Nicholas Kristof makes a valid point when he says that we may be rushing to judgment if we press for Donald Rumsfeld's firing over the abuse of Iraqi prisoners. There are so many other valid reasons to want to see Rummy, and the rest of this bunch fired that screwing up the war that they lied about to get us in, and lied about when they told us how it would go, and lied about when they told us how much it would cost, and lied to us about how long we'll be there, that the sickening way that we are actually losing the war is really pretty trivial. Still, for what it is worth, I have now read Sy Hersh's New Yorker piece, and I find the reporting from the Pulitzer Prize winning journalist who exposed Mai Lai more credible than the assertations of Bush and Cheney to the effect that Secretary Rumsfeld is doing a swell job.
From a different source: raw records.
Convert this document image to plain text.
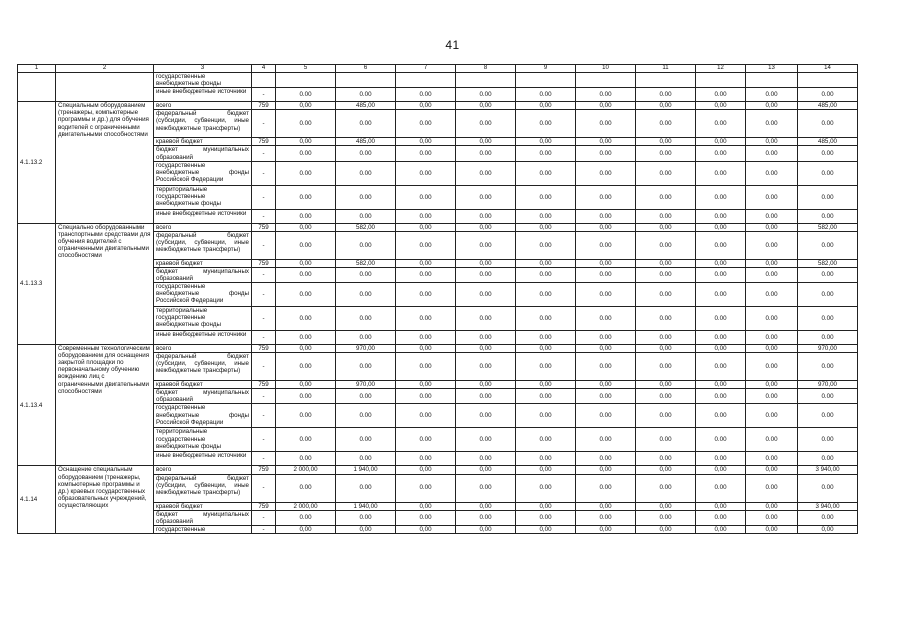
41
1	2	3	4	5	6	7	8	9	10	11	12	13	14

		государственные внебюджетные фонды											

		иные внебюджетные источники	-	0.00	0.00	0.00	0.00	0.00	0.00	0.00	0.00	0.00	0.00
4.1.13.2	Специальным оборудованием (тренажеры, компьютерные программы и др.) для обучения водителей с ограниченными двигательными способностями	всего	759	0,00	485,00	0,00	0,00	0,00	0,00	0,00	0,00	0,00	485,00

		федеральный бюджет (субсидии, субвенции, иные межбюджетные трансферты)	-	0.00	0.00	0.00	0.00	0.00	0.00	0.00	0.00	0.00	0.00

		краевой бюджет	759	0,00	485,00	0,00	0,00	0,00	0,00	0,00	0,00	0,00	485,00

		бюджет муниципальных образований	-	0.00	0.00	0.00	0.00	0.00	0.00	0.00	0.00	0.00	0.00

		государственные внебюджетные фонды Российской Федерации	-	0.00	0.00	0.00	0.00	0.00	0.00	0.00	0.00	0.00	0.00

		территориальные государственные внебюджетные фонды	-	0.00	0.00	0.00	0.00	0.00	0.00	0.00	0.00	0.00	0.00

		иные внебюджетные источники	-	0.00	0.00	0.00	0.00	0.00	0.00	0.00	0.00	0.00	0.00
4.1.13.3	Специально оборудованными транспортными средствами для обучения водителей с ограниченными двигательными способностями	всего	759	0,00	582,00	0,00	0,00	0,00	0,00	0,00	0,00	0,00	582,00

		федеральный бюджет (субсидии, субвенции, иные межбюджетные трансферты)	-	0.00	0.00	0.00	0.00	0.00	0.00	0.00	0.00	0.00	0.00

		краевой бюджет	759	0,00	582,00	0,00	0,00	0,00	0,00	0,00	0,00	0,00	582,00

		бюджет муниципальных образований	-	0.00	0.00	0.00	0.00	0.00	0.00	0.00	0.00	0.00	0.00

		государственные внебюджетные фонды Российской Федерации	-	0.00	0.00	0.00	0.00	0.00	0.00	0.00	0.00	0.00	0.00

		территориальные государственные внебюджетные фонды	-	0.00	0.00	0.00	0.00	0.00	0.00	0.00	0.00	0.00	0.00

		иные внебюджетные источники	-	0.00	0.00	0.00	0.00	0.00	0.00	0.00	0.00	0.00	0.00
4.1.13.4	Современным технологическим оборудованием для оснащения закрытой площадки по первоначальному обучению вождению лиц с ограниченными двигательными способностями	всего	759	0,00	970,00	0,00	0,00	0,00	0,00	0,00	0,00	0,00	970,00

		федеральный бюджет (субсидии, субвенции, иные межбюджетные трансферты)	-	0.00	0.00	0.00	0.00	0.00	0.00	0.00	0.00	0.00	0.00

		краевой бюджет	759	0,00	970,00	0,00	0,00	0,00	0,00	0,00	0,00	0,00	970,00

		бюджет муниципальных образований	-	0.00	0.00	0.00	0.00	0.00	0.00	0.00	0.00	0.00	0.00

		государственные внебюджетные фонды Российской Федерации	-	0.00	0.00	0.00	0.00	0.00	0.00	0.00	0.00	0.00	0.00

		территориальные государственные внебюджетные фонды	-	0.00	0.00	0.00	0.00	0.00	0.00	0.00	0.00	0.00	0.00

		иные внебюджетные источники	-	0.00	0.00	0.00	0.00	0.00	0.00	0.00	0.00	0.00	0.00
4.1.14	Оснащение специальным оборудованием (тренажеры, компьютерные программы и др.) краевых государственных образовательных учреждений, осуществляющих	всего	759	2 000,00	1 940,00	0,00	0,00	0,00	0,00	0,00	0,00	0,00	3 940,00

		федеральный бюджет (субсидии, субвенции, иные межбюджетные трансферты)	-	0.00	0.00	0.00	0.00	0.00	0.00	0.00	0.00	0.00	0.00

		краевой бюджет	759	2 000,00	1 940,00	0,00	0,00	0,00	0,00	0,00	0,00	0,00	3 940,00

		бюджет муниципальных образований	-	0.00	0.00	0.00	0.00	0.00	0.00	0.00	0.00	0.00	0.00

		государственные	-	0,00	0,00	0,00	0,00	0,00	0,00	0,00	0,00	0,00	0,00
There have been war criminals in our government before, of course: what is notable is the way that the persist in the body politic of the United States, like a low grade infection that flares up every now and then. How else do we explain Kissinger, after all. Indeed, the puscilamity of the present Bush administration is perhaps best understood as a residual of Kissinger's foreign policy: he was the big gun when they were all mopping up during the Ford Administration, and it is not hard to imagine them thinking that they would get things running right during the long period while they waited for their time to come again. The fact that our present President had a load of them on board when it was his turn only reinforces the idea that they reckon that this time is their last shot: however it is that they want the world to be, we are seeing them take their best shot at making it that way now.

What I find odd is that so many conservatives seem to think that the project is consistant with their view of how the world should be.